В числе таких предрасположений, как известно, прежде всего стоит невольное подчинение разного рода практическим интересам и влиянию чувства. Вспомните изречение: «quae volumus, ea libenter credimus», вспомните полные яда наблюдения Шопенгауэра над этой человеческой слабостью (изложенные в его «Эристике»). Конечно, как люди, и немецкие профессора не свободны от этого недостатка; но им легче его избегать. На страже практических интересов и интересов чувства в Германии стоят обыкновенно консерваторы: припомните, что я сказал несколько ранее о конфликтах академической свободы с охранительными стремлениями и об исходе этих конфликтов (стр. 72). Практика открытой и нередко повторяющейся борьбы создала у немецких философов особенное чутье научной и объективно-философской правды, а вместе с тем и чутье практической заинтересованности, которую они почти всегда умеют отличить от теоретической убежденности. Они отлично знают, что их всегда могут упрекнуть в практической заинтересованности, а это упрек – не из приятных. Еще того более, они знают, что консерваторы и реакционеры, а также и люди других лагерей, заинтересованные в пропаганде известного рода идей, не преминут их скомпрометировать выражениями своего одобрения и сочувствия. Наконец, и вообще долгая школа критической мысли сделала уолвки некритичного мышления легко замечаемыми и потому устранимыми. Все это невольно заставляет университетского философа в Германии быть всегда настороже против рассматриваемой антифилософской тенденции.

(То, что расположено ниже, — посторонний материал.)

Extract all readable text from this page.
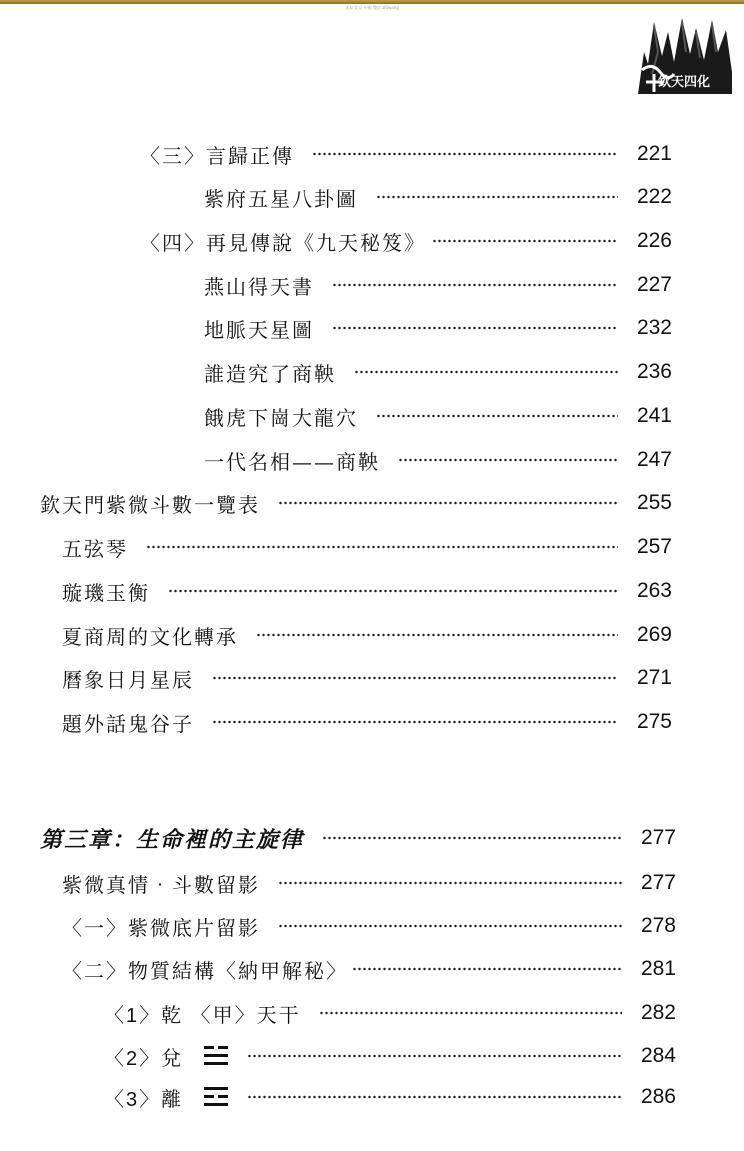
光易·北京·中國 微信 zitiwang
欽天四化
〈三〉言歸正傳	221
紫府五星八卦圖	222
〈四〉再見傳說《九天秘笈》	226
燕山得天書	227
地脈天星圖	232
誰造究了商鞅	236
餓虎下崗大龍穴	241
一代名相——商鞅	247
欽天門紫微斗數一覽表	255
五弦琴	257
璇璣玉衡	263
夏商周的文化轉承	269
曆象日月星辰	271
題外話鬼谷子	275
第三章：生命裡的主旋律	277
紫微真情‧斗數留影	277
〈一〉紫微底片留影	278
〈二〉物質結構〈納甲解秘〉	281
〈1〉乾 〈甲〉天干	282
〈2〉兌	284
〈3〉離	286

Другим антифилософским влиянием является влияние наивного мировоззрения здравого смысла. Ему немецкий философ может поддаться сравнительно легче, но все же и против него он до известной степени застрахован теми условиями работы, какие созданы практикой академической свободы. Доктринерство и род плохо скрытой антипатии к т.н. здравому смыслу многие склонны считать принадлежностью национального характера немцев (не мало ведь есть и анекдотов на тему о том, как немец какую-нибудь выдумку, кунштюк, предпочитает внушениям естественной сметки). Вернее же будет признать, что это – плод долголетним опытом воспитанной привычки доверять науке и вообще теоретическому исследованию. Априорного недоверия к научной или философской теории от немца вообще и от немецкого студента в частности ожидать трудно; напротив, от профессора и от философа они всегда ожидают чего-либо нового, своеобразного, чего они сами раньше не знали. Так привыкает смотреть на себя и сам профессор. Сознательного пиитета к «gesunder Menschenverstand» немецкий ученый, а тем более философ отнюдь не питает и если может его внушениям иногда подчиниться, то только бессознательно или инстинктивно.

Третье антифилософское влияние есть догматическое влияние предшествующих философских систем. Это влияние, вообще говоря, не следует слишком дурно оценивать. До известной степени оно желательно и полезно. Попытки продолжить систему, разработать ее далее, применить ее принципы к различным областям знания и жизни, полемически соотнести или примирить с принципами других систем, – все это, будучи результатом оказываемого системой влияния, вместе с тем является и пробой ее прочности и плодотворности: лишь система, которая таким образом разносторонне исчерпана в ее притязаниях, может быть вполне и объективно оценена, недостатки ее вскроются со всей очевидностью, и выступающая на ее смену философия может сознательно занять действительно выгодную и ценную для себя позицию. В этом отношении немецкие философы не могут быть упрекнуты в невнимании к своим предшественникам. Существование философских школ является постоянным доказательством того, как высоко в Германии умеют ценить идеи корифеев философской мысли. Здесь – в некотором роде ручательство за то, что здравая и плодотворная идея у немцев никогда не пропадет незамеченной и неоцененой. Но это наследие прошлого может зачастую быть и весьма тяжелым, вредно отражаясь на самостоятельности и непредзанятости философской работы8. В этом смысле я и заговорил о влиянии прежних систем, как именно об антифилософском влиянии. Против такого крайнего, слепого преклонения перед авторитетами немецкий философ тоже в значительной степени защищен традициями своей школы (университета). А в выработке этих традиций самую существенную роль играла опять академическая свобода.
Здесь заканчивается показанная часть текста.